A derrota da ex-secretária de Estado Hillary Clinton por espantosos 22 pontos percentuais para o senador Bernie Sanders em New Hampshire é ainda mais devastadora se olhada no contexto da história moderna dessa primeira primária nas eleições dos EUA: nunca aconteceu de alguém que tenha sido derrotado por tamanha diferença conseguir vencer as eleições e chegar à presidência.
Dentre os Democratas, ninguém que tenha perdido sequer pela metade da diferença que se viu em New Hampshire conseguiu recuperar-se a ponto de conseguir a indicação do Partido. Em 2008, Barack Obama perdeu por 2,6 pontos percentuais para Hillary Clinton; em 1992, Bill Clinton perdeu para Paul Tsongas por 8,4 p.p.; em 1984, Walter Mondale perdeu para Gary Hart por 9,4 p.p.; em 1972, George McGovern perdeu para Edmund Muskie por 9,3 p.p.
Em dois desses casos, New Hampshire favoreceu políticos da vizinhança – Sen. Tsongas de Massachusetts e Sen. Muskie do Maine – mas a diferença da 3ª-feira, de 22 p.p. a favor do candidato de Vermont Sen. Sanders não se explica simplesmente pelo argumento do "mais próximo do filho favorito". Sanders varreu praticamente todos os grupos demográficos, inclusive das mulheres, e só perdeu para Clinton entre os idosos de New Hampshire e o pequeno número de votantes não brancos do estado.
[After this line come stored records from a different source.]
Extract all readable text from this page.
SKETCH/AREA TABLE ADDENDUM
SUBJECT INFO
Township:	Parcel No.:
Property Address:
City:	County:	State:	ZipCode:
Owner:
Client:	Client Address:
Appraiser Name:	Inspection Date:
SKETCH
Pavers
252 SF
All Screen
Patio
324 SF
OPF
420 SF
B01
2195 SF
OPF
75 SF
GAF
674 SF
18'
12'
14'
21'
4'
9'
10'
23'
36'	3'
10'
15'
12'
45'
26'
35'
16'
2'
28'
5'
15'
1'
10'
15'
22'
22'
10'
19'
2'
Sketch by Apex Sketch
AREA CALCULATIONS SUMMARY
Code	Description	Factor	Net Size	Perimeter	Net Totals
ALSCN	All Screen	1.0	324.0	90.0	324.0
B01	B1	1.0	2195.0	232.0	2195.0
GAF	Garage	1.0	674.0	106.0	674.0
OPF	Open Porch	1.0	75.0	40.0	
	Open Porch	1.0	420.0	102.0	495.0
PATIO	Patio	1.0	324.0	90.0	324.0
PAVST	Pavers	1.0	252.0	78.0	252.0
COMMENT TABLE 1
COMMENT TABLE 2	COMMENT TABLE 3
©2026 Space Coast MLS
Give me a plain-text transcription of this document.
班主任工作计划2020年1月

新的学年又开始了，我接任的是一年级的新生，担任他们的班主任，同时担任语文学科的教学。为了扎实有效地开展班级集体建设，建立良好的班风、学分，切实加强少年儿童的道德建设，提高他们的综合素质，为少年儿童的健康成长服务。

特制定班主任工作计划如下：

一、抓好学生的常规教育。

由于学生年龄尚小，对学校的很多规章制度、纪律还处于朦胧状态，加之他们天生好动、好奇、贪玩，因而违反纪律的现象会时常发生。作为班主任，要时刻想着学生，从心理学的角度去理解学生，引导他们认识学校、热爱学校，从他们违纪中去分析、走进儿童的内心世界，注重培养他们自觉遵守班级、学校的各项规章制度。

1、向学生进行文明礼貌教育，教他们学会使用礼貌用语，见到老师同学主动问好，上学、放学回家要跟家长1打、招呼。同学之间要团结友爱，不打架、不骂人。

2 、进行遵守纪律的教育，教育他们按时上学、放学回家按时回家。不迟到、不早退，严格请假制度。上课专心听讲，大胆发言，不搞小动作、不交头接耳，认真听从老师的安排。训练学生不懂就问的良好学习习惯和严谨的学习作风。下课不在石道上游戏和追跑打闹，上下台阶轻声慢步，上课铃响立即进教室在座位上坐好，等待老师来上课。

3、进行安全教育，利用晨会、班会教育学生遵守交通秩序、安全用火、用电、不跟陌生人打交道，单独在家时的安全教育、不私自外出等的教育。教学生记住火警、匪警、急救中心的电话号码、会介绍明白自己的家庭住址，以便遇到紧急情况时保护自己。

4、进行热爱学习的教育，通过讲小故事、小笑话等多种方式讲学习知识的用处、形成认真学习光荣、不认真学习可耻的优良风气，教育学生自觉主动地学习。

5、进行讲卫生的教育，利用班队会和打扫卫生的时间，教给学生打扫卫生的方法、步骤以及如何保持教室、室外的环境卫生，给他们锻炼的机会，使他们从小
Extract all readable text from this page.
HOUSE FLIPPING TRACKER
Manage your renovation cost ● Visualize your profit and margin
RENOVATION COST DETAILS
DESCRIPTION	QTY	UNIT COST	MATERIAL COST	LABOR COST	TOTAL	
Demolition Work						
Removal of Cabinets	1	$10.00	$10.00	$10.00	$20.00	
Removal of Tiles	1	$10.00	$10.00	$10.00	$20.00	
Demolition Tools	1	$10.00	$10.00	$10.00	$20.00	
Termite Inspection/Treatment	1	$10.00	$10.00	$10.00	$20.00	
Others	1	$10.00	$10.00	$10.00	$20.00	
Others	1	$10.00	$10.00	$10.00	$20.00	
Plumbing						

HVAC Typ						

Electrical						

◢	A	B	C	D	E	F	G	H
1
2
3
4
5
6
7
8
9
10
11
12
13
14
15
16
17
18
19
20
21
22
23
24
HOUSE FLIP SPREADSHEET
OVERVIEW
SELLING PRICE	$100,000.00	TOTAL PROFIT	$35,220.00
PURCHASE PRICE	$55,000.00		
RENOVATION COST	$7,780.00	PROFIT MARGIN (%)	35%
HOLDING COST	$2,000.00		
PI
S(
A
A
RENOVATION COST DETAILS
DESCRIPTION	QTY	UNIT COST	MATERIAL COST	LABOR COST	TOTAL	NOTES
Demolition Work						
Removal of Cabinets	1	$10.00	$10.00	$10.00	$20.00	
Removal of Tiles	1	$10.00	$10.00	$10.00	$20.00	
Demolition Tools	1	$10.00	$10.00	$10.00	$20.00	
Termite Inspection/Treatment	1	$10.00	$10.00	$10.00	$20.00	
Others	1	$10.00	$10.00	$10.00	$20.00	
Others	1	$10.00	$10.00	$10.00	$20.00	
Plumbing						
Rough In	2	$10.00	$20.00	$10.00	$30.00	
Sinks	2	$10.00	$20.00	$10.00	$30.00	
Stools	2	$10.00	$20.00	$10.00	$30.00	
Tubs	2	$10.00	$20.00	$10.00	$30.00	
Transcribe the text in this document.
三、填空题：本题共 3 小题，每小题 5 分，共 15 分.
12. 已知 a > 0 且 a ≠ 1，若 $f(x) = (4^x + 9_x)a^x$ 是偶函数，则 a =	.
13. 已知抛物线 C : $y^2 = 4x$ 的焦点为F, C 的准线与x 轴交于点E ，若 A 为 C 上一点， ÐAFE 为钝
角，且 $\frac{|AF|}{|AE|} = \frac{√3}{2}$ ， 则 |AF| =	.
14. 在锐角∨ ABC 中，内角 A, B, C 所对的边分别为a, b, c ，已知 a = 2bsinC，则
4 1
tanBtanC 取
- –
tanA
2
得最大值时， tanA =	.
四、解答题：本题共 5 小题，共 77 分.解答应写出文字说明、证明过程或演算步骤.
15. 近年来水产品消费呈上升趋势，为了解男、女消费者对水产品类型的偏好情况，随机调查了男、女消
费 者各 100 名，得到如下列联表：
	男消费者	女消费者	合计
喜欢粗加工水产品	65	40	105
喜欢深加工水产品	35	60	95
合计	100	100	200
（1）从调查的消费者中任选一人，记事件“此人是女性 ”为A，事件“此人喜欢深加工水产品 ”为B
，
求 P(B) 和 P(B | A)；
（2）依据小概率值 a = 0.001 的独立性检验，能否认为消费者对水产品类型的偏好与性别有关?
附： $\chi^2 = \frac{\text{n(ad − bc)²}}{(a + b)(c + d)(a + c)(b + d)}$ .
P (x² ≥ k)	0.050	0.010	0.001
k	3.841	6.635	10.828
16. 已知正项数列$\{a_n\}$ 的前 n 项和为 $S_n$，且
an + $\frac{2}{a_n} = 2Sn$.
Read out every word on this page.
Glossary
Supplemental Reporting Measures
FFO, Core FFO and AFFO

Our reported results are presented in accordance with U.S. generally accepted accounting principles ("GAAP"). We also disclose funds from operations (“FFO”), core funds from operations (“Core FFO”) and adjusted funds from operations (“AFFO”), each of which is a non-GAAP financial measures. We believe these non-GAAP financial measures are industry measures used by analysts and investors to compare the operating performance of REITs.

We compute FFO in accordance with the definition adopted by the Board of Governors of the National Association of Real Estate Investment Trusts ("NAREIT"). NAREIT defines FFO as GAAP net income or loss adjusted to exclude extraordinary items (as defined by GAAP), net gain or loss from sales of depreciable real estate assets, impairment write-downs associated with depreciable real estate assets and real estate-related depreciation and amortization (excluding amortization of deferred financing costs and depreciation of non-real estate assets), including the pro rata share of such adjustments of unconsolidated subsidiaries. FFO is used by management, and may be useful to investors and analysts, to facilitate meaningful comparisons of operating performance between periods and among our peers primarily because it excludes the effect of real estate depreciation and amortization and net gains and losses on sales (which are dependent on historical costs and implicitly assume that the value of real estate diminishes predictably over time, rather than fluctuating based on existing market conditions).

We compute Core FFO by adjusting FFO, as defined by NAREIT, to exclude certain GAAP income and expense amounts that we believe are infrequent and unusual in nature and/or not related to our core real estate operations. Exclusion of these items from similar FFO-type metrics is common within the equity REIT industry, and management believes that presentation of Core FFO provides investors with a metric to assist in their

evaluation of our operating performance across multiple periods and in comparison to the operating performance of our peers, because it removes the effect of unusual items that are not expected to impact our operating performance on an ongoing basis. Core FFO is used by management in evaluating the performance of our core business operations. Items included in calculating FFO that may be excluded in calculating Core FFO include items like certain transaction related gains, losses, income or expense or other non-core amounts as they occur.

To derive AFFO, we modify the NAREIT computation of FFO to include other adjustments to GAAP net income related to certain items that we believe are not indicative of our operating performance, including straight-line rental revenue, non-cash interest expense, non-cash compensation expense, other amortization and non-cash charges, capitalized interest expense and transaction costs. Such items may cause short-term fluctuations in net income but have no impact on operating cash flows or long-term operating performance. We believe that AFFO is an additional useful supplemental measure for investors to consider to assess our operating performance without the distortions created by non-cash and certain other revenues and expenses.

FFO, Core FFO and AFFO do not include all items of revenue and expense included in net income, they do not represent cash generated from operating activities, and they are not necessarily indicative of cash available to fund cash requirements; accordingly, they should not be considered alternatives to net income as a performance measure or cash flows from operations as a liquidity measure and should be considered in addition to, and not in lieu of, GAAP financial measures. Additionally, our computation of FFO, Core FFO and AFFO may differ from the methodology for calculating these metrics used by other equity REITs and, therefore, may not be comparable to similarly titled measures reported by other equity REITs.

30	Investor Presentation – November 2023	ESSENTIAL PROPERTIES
A margem de Sanders entre os jovens é especialmente impressionante: 82%, praticamente a mesma proporção que se viu nos caucuses de Iowa semana passada.
Se Hillary Clinton ainda tem esperanças de superar a surra que levou em New Hampshire, terá de procurar encorajamento no legado do Republicano George W. Bush, que perdeu a primária de NH em 2000, para o Sen. John McCain, por 49% contra 30,2%. Mas até nesse caso a derrota que Bush sofreu não chega nem a uma lasquinha da derrota que os eleitores aplicaram a Clinton, na 3ª-feira.
O establishment preocupado
O fracasso de Clinton, cuja candidatura não engrena nem gera grande entusiasmo dentro do Partido Democrata, no que tenha a ver com indicá-la como candidata, gera um dilema para o establishment dos Democratas, porque já muitos peso-pesados estremecem ante o risco de Sanders, autodescrito como "socialista democrático" acabar por arrastar os Democratas ao tipo de desastre eleitoral que o Sen. George McGovern provocou em 1972.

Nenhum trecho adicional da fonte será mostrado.